Stability within a military family directly correlates to the service member’s state of mind. As the military continues to concentrate on readiness, support for families is a top priority. The 2023 Defense Department budget gives us a look at the key issues being addressed by the government. Let’s look at a few of the goals the military is hoping to accomplish during this fiscal year.
- Base pay increase. The 4.6% base pay increase is effective this month (January). While it’s always nice to see numbers go up on a pay stub, it’s also important to emphasize the national inflation rate as of October 2022 is almost 8%, which still leaves a large burden on families.
- Temporary Basic Allowance for Housing increase. BAH went up in 28 military housing areas in communities where rental prices spiked by 20% or more. Outside of these 28 areas, there is still a huge discrepancy in BAH and local rental rates. The temporary increase in BAH in these areas was in place from Oct. 1-Dec. 31, 2022 — BAH rates should remain the same in 2023.

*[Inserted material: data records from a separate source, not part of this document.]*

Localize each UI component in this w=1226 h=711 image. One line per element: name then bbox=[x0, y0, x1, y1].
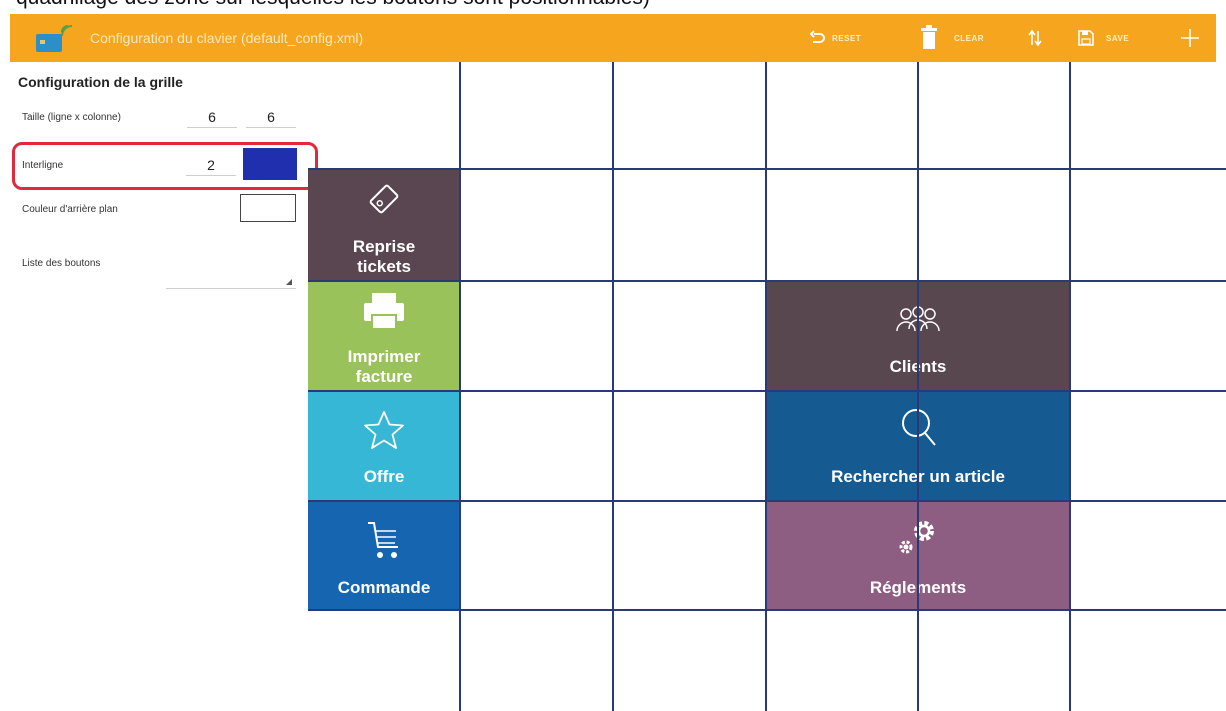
star-icon bbox=[362, 409, 406, 458]
tile-imprimer-label-line1: Imprimer bbox=[347, 347, 421, 366]
grid-row-line bbox=[308, 500, 1226, 502]
rows-field[interactable]: 6 bbox=[187, 107, 237, 128]
tile-commande-label: Commande bbox=[337, 578, 431, 597]
app-logo-icon bbox=[36, 24, 76, 58]
columns-field[interactable]: 6 bbox=[246, 107, 296, 128]
reset-button[interactable]: RESET bbox=[810, 14, 861, 62]
add-button[interactable] bbox=[1180, 14, 1200, 62]
dropdown-corner-icon bbox=[286, 279, 292, 285]
printer-icon bbox=[362, 291, 406, 336]
plus-icon bbox=[1180, 28, 1200, 48]
highlight-annotation bbox=[12, 142, 318, 190]
app-title: Configuration du clavier (default_config… bbox=[90, 30, 364, 46]
tile-imprimer-label-line2: facture bbox=[355, 367, 413, 386]
grid-column-line bbox=[459, 62, 461, 711]
tile-reprise-label-line2: tickets bbox=[357, 257, 411, 276]
grid-row-line bbox=[308, 609, 1226, 611]
tile-offre[interactable]: Offre bbox=[308, 391, 460, 501]
keyboard-grid[interactable]: Reprise tickets Imprimer facture Offre C… bbox=[308, 62, 1226, 711]
panel-title: Configuration de la grille bbox=[18, 74, 183, 90]
ticket-tag-icon bbox=[364, 179, 404, 224]
grid-row-line bbox=[308, 168, 1226, 170]
shopping-cart-icon bbox=[364, 519, 404, 566]
tile-offre-label: Offre bbox=[363, 467, 405, 486]
grid-column-line bbox=[765, 62, 767, 711]
grid-column-line bbox=[917, 62, 919, 711]
size-label: Taille (ligne x colonne) bbox=[22, 112, 121, 123]
buttons-list-select[interactable] bbox=[166, 268, 296, 289]
grid-column-line bbox=[1069, 62, 1071, 711]
background-color-label: Couleur d'arrière plan bbox=[22, 204, 118, 215]
buttons-list-label: Liste des boutons bbox=[22, 258, 101, 269]
grid-column-line bbox=[612, 62, 614, 711]
reset-label: RESET bbox=[832, 33, 862, 43]
save-label: SAVE bbox=[1106, 33, 1130, 43]
background-color-swatch[interactable] bbox=[240, 194, 296, 222]
trash-icon bbox=[920, 25, 938, 51]
floppy-disk-icon bbox=[1078, 30, 1094, 46]
app-bar: Configuration du clavier (default_config… bbox=[10, 14, 1216, 62]
grid-row-line bbox=[308, 390, 1226, 392]
swap-arrows-icon bbox=[1028, 29, 1042, 47]
caption-text: quadrillage des zone sur lesquelles les … bbox=[16, 0, 650, 10]
tile-imprimer-facture[interactable]: Imprimer facture bbox=[308, 281, 460, 391]
clear-label: CLEAR bbox=[954, 33, 985, 43]
tile-commande[interactable]: Commande bbox=[308, 501, 460, 610]
sort-button[interactable] bbox=[1028, 14, 1042, 62]
tile-reprise-label-line1: Reprise bbox=[352, 237, 416, 256]
clear-button[interactable]: CLEAR bbox=[920, 14, 984, 62]
undo-icon bbox=[810, 30, 826, 46]
save-button[interactable]: SAVE bbox=[1078, 14, 1129, 62]
tile-reprise-tickets[interactable]: Reprise tickets bbox=[308, 169, 460, 281]
grid-row-line bbox=[308, 280, 1226, 282]
grid-config-panel: Configuration de la grille Taille (ligne… bbox=[10, 62, 318, 711]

- Savings at the commissary. The new goal is for customers to save 25% on their grocery bill when compared to shopping at civilian grocery stores. Most commissaries were already funded to give shoppers an average savings of 22% on their bill, so the new budget aims to fund another 3 to 5% to help military families save. It is important to note that while we are not taxed on the food at commissaries there is a 5% surcharge attached for the maintenance of the commissary itself.
- The Military Spouse Career Accelerated Program. This program will be centered around military spouses receiving 12-week paid internships with corporations that will keep them on past their next PCS season. Spousal unemployment has been a problem for decades, with military spouses’ unemployment rate clocking in at around 21% compared to 3.7% within the civilian population. It isn’t a surprise given how often we PCS that limited state-to-state flexibility in professional licenses and the shortage of affordable child care exacerbate this problem.
- Accessible, affordable health care. When military families have trouble securing child care, it directly impacts readiness. Long waitlists and a shortage of child care workers make this a very real challenge for many — this budget aims to adjust DOD civilian pay to $15/hour to help retain workers. They are also including fee assistance, putting money towards new construction and sustainment.
These goals are by no means the only ones addressed in the 2023 Defense Department budget. I would encourage you to do your own research to learn all you can about topics that are important to you. Seeing key challenges being addressed just goes to show we can be heard and things can change. We are the military family. We create the stability this lifestyle takes from us. Our experience and expertise are desperately needed to mold our future.